Когда выпили за здоровье Литке и Врангеля, Рикорд сказал:
— Теперь позвольте и мне провозгласить тост — самый главный, — за нашего общего друга Василия Михайловича Головнина, всем нам открывшего путь к успехам, а иным и к славе. Выпьем за скромность его и наставления и великие труды на пользу российского флота и нашего отечества, коему мы все служим. Василий Михайлович, любезный друг мой! — обратился он к Головнину, держа бокал в протянутой к нему руке. — Ты слышишь гудки первых наших паровых судов на море? Ведь то твои дети! Мне вчера сказывали в морском министерстве, что за это время ты построил их добрый десяток да близко полутора сотен парусных кораблей и прочих судов.
Но Василий Михайлович с улыбкой остановил своего горячего друга и стал вспоминать корпус, и кадетские годы, и стихи, какие любил сочинять Рикорд.
Все необычайно оживились.
— Друзья мои! — восторженно воскликнул вдруг Матюшкин. — А ведь Александр Сергеевич Пушкин тоже написал стихи, в коих обращается в одном месте ко мне. Но я обращаю их ко всем нашим морякам, капитанам и простым служителям кораблей.
Он поднялся, вышел на середину веранды, взялся рукой за спинку первого попавшегося стула, как когда-то в старом доме Лутковских, и прочел восемь строчек великого поэта:
Счастливый путь! С лицейского порога
Ты на корабль перешагнул шутя,
И с той поры в морях твоя дорога,
О волн и бурь любимое дитя!
Ты простирал из-за моря нам руку,
Ты нас одних в младой душе носил
И повторял: на долгую разлуку
Нас тайный рок, быть может, осудил.
Все задумались и сидели после этого молча, не произнося ни слова.
Разъехались светлой ночью, походившей не то на ранние сумерки, не то на первый рассвет.
В эту ночь Василий Михайлович уснул не сразу. Но спал неплохо и встал утром бодрый, довольный тем, что впереди еще несколько дней отдыха в кругу любимой семьи.
После утреннего чая, взяв детей, он отправился гулять с ними на взморье, но дорогой почувствовал себя нехорошо и возвратился домой.
В одиннадцать часов утра с Василием Михайловичем случился первый припадок холеры, который он почел за простой приступ несварения желудка и принял обычные домашние средства.
Но уже через час у него начались страшные судороги.
А в четыре часа того же дня, 30 июня 1831 года, из ворот его дачи выехали дроги со смоленым гробом, в котором лежало едва остывшее тело, засыпанное известью.
За гробом, держась за задок выкрашенной в черную краску телеги, от которой в ужасе шарахались прохожие, бесстрашно шел только один человек без шапки, с низко опущенной головой и видом похожий на старого матроса.
Это был Тишка.
Никого больше при столь поспешных похоронах тела Василия Михайловича не было, — всякие проводы были строжайше воспрещены начальством.

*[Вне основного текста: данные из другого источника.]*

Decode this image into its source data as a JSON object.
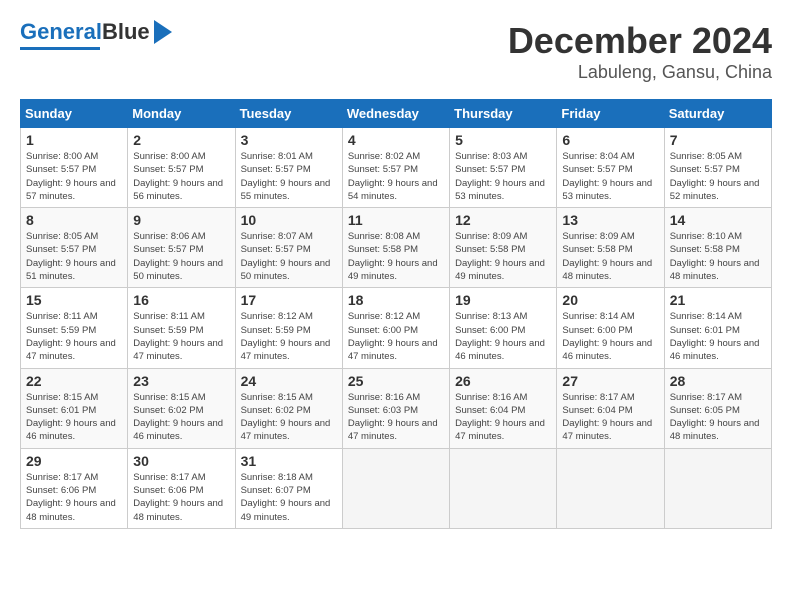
{
  "header": {
    "logo_text1": "General",
    "logo_text2": "Blue",
    "month": "December 2024",
    "location": "Labuleng, Gansu, China"
  },
  "weekdays": [
    "Sunday",
    "Monday",
    "Tuesday",
    "Wednesday",
    "Thursday",
    "Friday",
    "Saturday"
  ],
  "weeks": [
    [
      {
        "day": "1",
        "rise": "8:00 AM",
        "set": "5:57 PM",
        "dl": "9 hours and 57 minutes."
      },
      {
        "day": "2",
        "rise": "8:00 AM",
        "set": "5:57 PM",
        "dl": "9 hours and 56 minutes."
      },
      {
        "day": "3",
        "rise": "8:01 AM",
        "set": "5:57 PM",
        "dl": "9 hours and 55 minutes."
      },
      {
        "day": "4",
        "rise": "8:02 AM",
        "set": "5:57 PM",
        "dl": "9 hours and 54 minutes."
      },
      {
        "day": "5",
        "rise": "8:03 AM",
        "set": "5:57 PM",
        "dl": "9 hours and 53 minutes."
      },
      {
        "day": "6",
        "rise": "8:04 AM",
        "set": "5:57 PM",
        "dl": "9 hours and 53 minutes."
      },
      {
        "day": "7",
        "rise": "8:05 AM",
        "set": "5:57 PM",
        "dl": "9 hours and 52 minutes."
      }
    ],
    [
      {
        "day": "8",
        "rise": "8:05 AM",
        "set": "5:57 PM",
        "dl": "9 hours and 51 minutes."
      },
      {
        "day": "9",
        "rise": "8:06 AM",
        "set": "5:57 PM",
        "dl": "9 hours and 50 minutes."
      },
      {
        "day": "10",
        "rise": "8:07 AM",
        "set": "5:57 PM",
        "dl": "9 hours and 50 minutes."
      },
      {
        "day": "11",
        "rise": "8:08 AM",
        "set": "5:58 PM",
        "dl": "9 hours and 49 minutes."
      },
      {
        "day": "12",
        "rise": "8:09 AM",
        "set": "5:58 PM",
        "dl": "9 hours and 49 minutes."
      },
      {
        "day": "13",
        "rise": "8:09 AM",
        "set": "5:58 PM",
        "dl": "9 hours and 48 minutes."
      },
      {
        "day": "14",
        "rise": "8:10 AM",
        "set": "5:58 PM",
        "dl": "9 hours and 48 minutes."
      }
    ],
    [
      {
        "day": "15",
        "rise": "8:11 AM",
        "set": "5:59 PM",
        "dl": "9 hours and 47 minutes."
      },
      {
        "day": "16",
        "rise": "8:11 AM",
        "set": "5:59 PM",
        "dl": "9 hours and 47 minutes."
      },
      {
        "day": "17",
        "rise": "8:12 AM",
        "set": "5:59 PM",
        "dl": "9 hours and 47 minutes."
      },
      {
        "day": "18",
        "rise": "8:12 AM",
        "set": "6:00 PM",
        "dl": "9 hours and 47 minutes."
      },
      {
        "day": "19",
        "rise": "8:13 AM",
        "set": "6:00 PM",
        "dl": "9 hours and 46 minutes."
      },
      {
        "day": "20",
        "rise": "8:14 AM",
        "set": "6:00 PM",
        "dl": "9 hours and 46 minutes."
      },
      {
        "day": "21",
        "rise": "8:14 AM",
        "set": "6:01 PM",
        "dl": "9 hours and 46 minutes."
      }
    ],
    [
      {
        "day": "22",
        "rise": "8:15 AM",
        "set": "6:01 PM",
        "dl": "9 hours and 46 minutes."
      },
      {
        "day": "23",
        "rise": "8:15 AM",
        "set": "6:02 PM",
        "dl": "9 hours and 46 minutes."
      },
      {
        "day": "24",
        "rise": "8:15 AM",
        "set": "6:02 PM",
        "dl": "9 hours and 47 minutes."
      },
      {
        "day": "25",
        "rise": "8:16 AM",
        "set": "6:03 PM",
        "dl": "9 hours and 47 minutes."
      },
      {
        "day": "26",
        "rise": "8:16 AM",
        "set": "6:04 PM",
        "dl": "9 hours and 47 minutes."
      },
      {
        "day": "27",
        "rise": "8:17 AM",
        "set": "6:04 PM",
        "dl": "9 hours and 47 minutes."
      },
      {
        "day": "28",
        "rise": "8:17 AM",
        "set": "6:05 PM",
        "dl": "9 hours and 48 minutes."
      }
    ],
    [
      {
        "day": "29",
        "rise": "8:17 AM",
        "set": "6:06 PM",
        "dl": "9 hours and 48 minutes."
      },
      {
        "day": "30",
        "rise": "8:17 AM",
        "set": "6:06 PM",
        "dl": "9 hours and 48 minutes."
      },
      {
        "day": "31",
        "rise": "8:18 AM",
        "set": "6:07 PM",
        "dl": "9 hours and 49 minutes."
      },
      null,
      null,
      null,
      null
    ]
  ]
}
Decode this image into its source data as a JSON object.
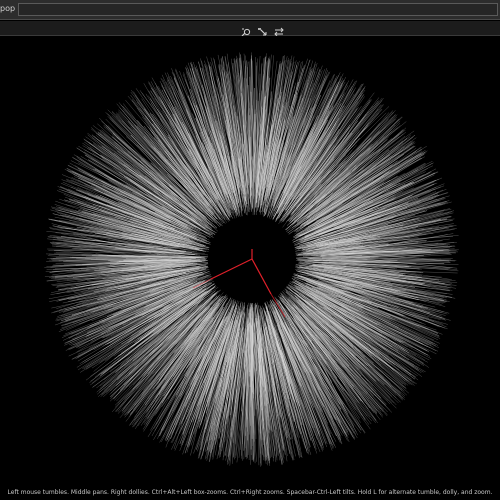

Его не могла сопровождать даже Евдокия Степановна, которая в эти часы билась в беспрерывной истерике, приводя своим неудержным отчаянием в полную беспомощность находившегося при ней врача.
Несмотря на то, что будочники не раз отгоняли Тишку от телеги, он все же проводил своего капитана в последнее плавание и бросил горсть земли на крышку его просмоленного, крепкого, точно корабль, гроба.
Он был похоронен на холерном кладбище, какое позднее называлось уже Митрофановским.